In Italia - pur per motivi comprensibili e non banali - l’Europa resta quella dei tecnocrati e delle lettere-diktat sull’austerità fiscale  e previdenziale: non il luogo politico-economico nel quale tutti gli italiani si ritrovano all’uscita della crisi globale, in un pianeta in cui la “democrazia sociale (sussidiaria) di mercato” non è più un modello prevalente, ma ormai in competizione orizzontale con altri.      

Mauro è un politico italiano che, fin dall’esordio, ha svolto esclusivamente a Strasburgo il suo impegno di rappresentante istituzionale democraticamente eletto. L’Europarlamento per lui è stata una scelta, non un ripiego o un parcheggio. Da lì ha osservato e vissuto la crisi italiana - dentro la crisi europea - da un punto di vista specifico: diverso, complementare, concorrente rispetto a quello di un Bersani, di un Renzi, di un Berlusconi, di un Casini (o di un Montezemolo), perfino di un Monti o di un Draghi.  

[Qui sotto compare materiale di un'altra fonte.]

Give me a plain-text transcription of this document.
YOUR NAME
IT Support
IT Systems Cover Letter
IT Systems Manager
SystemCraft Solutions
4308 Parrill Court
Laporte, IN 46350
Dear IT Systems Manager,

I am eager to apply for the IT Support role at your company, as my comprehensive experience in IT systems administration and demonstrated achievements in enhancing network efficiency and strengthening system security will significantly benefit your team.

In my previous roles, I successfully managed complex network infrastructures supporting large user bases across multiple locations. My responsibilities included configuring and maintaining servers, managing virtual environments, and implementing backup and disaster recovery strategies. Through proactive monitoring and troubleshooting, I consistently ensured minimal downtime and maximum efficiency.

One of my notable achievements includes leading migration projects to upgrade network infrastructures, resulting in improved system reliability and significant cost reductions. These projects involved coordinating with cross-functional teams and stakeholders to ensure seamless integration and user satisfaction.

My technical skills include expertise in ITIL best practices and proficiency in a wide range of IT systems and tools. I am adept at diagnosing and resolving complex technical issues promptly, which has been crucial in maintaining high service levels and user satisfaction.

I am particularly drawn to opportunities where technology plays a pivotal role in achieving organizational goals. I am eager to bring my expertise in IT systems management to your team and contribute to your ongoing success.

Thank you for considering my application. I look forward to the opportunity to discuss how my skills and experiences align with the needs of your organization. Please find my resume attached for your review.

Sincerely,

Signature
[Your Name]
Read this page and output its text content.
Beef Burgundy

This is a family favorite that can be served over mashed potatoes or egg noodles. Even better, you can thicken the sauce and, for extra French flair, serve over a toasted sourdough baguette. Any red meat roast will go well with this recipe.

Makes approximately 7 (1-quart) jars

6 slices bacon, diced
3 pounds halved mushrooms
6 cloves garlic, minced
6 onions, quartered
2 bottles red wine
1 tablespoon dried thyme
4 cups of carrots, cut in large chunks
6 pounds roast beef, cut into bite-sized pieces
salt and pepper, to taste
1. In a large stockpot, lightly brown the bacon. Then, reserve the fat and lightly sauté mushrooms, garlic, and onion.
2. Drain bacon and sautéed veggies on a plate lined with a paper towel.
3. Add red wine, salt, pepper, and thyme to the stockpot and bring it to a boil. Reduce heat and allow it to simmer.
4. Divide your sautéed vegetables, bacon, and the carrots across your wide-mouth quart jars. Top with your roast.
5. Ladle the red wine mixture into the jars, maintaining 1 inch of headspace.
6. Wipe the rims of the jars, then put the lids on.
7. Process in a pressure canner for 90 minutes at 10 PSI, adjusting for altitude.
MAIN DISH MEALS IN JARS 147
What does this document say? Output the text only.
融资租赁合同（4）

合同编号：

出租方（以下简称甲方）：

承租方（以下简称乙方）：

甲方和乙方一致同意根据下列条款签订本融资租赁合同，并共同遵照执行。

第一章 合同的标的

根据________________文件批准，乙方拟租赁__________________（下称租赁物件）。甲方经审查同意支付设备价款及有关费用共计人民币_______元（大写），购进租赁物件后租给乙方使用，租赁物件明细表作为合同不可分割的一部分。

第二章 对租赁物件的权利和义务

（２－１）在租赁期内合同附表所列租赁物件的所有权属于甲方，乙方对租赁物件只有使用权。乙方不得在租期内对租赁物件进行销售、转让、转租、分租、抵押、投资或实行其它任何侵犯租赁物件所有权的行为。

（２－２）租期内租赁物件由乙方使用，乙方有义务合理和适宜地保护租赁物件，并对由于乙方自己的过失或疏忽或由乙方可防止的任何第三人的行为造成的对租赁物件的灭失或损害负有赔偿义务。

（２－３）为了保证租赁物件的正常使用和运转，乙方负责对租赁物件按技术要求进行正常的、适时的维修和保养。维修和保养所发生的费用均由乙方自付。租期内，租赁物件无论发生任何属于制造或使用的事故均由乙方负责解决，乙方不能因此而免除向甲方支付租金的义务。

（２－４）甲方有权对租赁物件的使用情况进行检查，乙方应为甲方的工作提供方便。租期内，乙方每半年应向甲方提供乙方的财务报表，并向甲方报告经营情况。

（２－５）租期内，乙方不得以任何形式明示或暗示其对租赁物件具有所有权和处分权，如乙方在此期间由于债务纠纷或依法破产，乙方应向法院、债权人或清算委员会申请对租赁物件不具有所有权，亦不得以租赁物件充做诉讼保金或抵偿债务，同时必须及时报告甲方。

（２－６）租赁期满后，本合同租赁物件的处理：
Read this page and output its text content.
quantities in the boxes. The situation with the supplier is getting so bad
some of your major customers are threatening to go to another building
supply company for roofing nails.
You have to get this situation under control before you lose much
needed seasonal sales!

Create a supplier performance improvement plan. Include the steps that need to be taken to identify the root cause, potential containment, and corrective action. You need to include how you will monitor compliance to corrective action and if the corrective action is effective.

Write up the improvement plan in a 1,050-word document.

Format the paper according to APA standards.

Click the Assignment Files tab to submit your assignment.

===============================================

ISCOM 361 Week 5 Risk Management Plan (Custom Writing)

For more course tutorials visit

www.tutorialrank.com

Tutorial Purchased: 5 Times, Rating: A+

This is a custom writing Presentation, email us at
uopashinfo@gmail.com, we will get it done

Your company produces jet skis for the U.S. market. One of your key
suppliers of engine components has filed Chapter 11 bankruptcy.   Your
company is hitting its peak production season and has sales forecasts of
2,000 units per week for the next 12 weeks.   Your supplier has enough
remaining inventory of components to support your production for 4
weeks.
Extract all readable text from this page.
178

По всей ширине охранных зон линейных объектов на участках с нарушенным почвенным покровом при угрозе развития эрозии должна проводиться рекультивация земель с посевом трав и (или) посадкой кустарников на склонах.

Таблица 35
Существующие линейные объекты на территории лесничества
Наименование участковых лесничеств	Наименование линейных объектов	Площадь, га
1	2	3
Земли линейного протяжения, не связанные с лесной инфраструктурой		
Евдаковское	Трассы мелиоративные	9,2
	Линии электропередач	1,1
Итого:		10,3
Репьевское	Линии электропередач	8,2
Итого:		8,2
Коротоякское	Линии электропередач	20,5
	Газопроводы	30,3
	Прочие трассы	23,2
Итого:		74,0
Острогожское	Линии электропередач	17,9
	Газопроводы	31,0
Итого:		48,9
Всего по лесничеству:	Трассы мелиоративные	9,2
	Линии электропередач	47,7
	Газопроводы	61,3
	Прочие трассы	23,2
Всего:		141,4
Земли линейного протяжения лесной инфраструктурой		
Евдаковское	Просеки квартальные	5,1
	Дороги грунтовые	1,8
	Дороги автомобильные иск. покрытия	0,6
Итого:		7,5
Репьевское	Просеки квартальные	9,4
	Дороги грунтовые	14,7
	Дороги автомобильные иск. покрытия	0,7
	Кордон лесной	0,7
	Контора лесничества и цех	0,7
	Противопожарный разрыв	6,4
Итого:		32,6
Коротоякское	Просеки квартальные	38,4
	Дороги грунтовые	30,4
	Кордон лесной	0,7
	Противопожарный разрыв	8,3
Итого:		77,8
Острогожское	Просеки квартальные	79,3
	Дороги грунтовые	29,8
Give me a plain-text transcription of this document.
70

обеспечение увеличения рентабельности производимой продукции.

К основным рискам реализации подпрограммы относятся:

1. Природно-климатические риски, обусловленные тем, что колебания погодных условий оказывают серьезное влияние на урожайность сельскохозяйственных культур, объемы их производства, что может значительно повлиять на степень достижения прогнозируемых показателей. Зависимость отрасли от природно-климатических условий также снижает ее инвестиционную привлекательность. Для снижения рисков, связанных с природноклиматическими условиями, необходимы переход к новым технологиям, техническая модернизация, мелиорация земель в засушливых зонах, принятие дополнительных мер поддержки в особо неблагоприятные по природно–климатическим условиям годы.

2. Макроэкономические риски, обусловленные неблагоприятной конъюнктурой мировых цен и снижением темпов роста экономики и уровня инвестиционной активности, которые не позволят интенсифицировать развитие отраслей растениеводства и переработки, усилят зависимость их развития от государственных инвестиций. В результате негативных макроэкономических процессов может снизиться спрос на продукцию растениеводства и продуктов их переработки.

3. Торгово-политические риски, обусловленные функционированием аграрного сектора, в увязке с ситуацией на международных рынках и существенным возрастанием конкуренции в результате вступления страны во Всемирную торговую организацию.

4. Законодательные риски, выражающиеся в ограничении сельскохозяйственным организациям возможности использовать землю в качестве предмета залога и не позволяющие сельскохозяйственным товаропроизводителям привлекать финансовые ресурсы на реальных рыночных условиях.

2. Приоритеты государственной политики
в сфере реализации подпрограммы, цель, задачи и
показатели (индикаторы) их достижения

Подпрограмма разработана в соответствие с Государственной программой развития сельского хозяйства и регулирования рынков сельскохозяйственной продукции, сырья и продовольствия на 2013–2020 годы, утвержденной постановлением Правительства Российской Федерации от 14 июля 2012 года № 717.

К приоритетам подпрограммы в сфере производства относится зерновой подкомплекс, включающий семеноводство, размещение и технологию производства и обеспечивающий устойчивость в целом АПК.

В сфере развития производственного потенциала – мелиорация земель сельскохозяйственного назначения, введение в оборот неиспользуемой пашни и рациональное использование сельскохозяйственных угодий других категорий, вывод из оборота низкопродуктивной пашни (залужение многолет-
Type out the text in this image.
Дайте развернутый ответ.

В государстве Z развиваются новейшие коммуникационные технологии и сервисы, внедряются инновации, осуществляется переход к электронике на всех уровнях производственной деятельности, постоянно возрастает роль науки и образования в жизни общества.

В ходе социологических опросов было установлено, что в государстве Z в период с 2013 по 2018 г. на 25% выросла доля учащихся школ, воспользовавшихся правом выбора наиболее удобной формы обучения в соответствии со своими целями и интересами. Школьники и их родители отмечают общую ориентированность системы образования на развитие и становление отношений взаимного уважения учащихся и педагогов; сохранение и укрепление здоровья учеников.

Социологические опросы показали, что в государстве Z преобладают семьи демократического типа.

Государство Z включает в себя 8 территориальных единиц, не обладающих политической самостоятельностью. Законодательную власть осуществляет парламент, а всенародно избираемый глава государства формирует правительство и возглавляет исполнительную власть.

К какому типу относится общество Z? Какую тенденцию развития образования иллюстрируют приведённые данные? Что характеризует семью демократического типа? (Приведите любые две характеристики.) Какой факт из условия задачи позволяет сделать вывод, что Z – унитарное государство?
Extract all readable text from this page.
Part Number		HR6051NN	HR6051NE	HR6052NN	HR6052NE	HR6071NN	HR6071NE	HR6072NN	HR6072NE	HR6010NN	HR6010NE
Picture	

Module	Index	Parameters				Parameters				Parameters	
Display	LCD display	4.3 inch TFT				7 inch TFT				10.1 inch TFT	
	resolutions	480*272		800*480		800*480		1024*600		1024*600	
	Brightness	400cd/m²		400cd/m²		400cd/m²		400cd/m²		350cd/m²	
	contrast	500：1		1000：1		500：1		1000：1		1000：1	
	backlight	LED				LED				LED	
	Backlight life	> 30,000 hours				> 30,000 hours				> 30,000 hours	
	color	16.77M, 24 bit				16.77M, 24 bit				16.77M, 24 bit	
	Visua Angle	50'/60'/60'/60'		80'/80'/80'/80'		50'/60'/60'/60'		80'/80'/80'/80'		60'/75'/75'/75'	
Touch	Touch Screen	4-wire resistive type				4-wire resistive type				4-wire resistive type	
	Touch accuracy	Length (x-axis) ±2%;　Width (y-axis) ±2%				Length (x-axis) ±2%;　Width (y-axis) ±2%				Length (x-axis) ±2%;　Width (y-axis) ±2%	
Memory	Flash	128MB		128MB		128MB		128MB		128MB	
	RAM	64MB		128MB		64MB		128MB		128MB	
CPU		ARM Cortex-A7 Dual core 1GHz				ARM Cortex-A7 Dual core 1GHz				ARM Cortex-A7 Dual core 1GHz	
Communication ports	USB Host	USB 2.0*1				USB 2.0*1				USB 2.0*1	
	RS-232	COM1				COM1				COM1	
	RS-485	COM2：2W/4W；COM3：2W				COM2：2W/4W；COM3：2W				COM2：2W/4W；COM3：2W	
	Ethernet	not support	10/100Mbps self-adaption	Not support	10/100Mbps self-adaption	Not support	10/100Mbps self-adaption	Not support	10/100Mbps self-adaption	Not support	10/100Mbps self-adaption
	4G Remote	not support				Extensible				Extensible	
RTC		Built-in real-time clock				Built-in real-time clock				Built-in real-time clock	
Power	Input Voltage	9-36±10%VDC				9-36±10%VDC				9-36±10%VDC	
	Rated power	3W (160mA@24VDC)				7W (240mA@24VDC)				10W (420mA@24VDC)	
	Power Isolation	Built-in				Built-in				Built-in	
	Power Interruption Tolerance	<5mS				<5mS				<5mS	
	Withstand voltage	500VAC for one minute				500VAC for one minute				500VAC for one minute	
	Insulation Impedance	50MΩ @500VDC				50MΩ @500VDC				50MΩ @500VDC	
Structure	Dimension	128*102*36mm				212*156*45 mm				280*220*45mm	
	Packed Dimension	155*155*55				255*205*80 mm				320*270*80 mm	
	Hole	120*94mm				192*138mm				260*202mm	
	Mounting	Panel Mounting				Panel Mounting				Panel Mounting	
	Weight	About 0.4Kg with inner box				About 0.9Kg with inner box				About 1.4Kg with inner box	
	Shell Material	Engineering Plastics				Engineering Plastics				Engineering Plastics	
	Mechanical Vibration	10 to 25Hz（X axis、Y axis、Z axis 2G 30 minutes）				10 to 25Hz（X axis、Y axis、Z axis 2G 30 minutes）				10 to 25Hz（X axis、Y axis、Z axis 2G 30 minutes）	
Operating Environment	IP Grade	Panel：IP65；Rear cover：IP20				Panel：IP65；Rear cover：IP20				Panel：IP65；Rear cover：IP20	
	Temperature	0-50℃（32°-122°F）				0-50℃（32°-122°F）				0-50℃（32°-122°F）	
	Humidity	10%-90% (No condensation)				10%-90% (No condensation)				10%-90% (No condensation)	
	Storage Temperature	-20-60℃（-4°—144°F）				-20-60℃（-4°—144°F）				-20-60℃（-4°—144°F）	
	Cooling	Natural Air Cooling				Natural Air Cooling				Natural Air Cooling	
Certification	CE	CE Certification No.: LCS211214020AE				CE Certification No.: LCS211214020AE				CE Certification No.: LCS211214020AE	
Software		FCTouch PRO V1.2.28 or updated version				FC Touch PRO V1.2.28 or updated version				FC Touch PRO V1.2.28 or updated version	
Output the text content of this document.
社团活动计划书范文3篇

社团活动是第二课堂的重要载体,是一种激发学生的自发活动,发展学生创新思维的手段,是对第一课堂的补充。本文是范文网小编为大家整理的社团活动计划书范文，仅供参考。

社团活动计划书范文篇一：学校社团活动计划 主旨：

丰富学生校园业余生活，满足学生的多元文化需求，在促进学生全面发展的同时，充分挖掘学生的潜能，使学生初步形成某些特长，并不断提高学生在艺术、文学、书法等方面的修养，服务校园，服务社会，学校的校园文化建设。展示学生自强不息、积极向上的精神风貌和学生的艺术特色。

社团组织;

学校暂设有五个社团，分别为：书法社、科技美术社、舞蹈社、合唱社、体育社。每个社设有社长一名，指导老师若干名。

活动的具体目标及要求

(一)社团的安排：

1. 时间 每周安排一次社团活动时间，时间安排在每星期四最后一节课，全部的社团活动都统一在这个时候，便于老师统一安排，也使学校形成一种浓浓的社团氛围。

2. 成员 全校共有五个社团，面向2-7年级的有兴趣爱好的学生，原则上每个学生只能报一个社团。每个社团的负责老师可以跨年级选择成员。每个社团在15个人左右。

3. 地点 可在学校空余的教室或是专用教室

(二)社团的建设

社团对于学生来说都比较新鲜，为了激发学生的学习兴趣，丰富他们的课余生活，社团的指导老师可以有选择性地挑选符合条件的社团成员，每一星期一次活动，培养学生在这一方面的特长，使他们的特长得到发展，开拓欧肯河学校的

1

Dell’euro-parlamento Mauro è stato vicepresidente e candidato-presidente: e la pressione della crisi economico-finanziaria ha fatto molto crescere il ruolo di Strasburgo. Il Parlamento sta diventando un test concreto di applicazione del principio di sussidiarietà, anche se diverso da quello concepito dalla stessa Costituzione Ue. Jean-Claude Trichet, predecessore di Draghi al vertice Bce, ha scritto qualche settimana fa che l’Unione fiscale (cioè l’exit strategy europea dalla crisi) è compatibile con la democrazia - cioè: è realizzabile - soltanto se si chiama in gioco l’Europarlamento. La stabilizzazione strutturale dell’euro e lo sviluppo dell’Europa “3.0” (dopo i trattati di Roma del 1957 e quelli di Maastricht del 1991) sono dunque possibili solo se gli impegni reciproci di finanza pubblica - essenzialmente politici - sono condivisi dal confronto (pienamente democratico) fra parlamenti nazionali e parlamento europeo:  non solo fra governi e Commissione Ue, i cui membri sono designati dai governi stessi.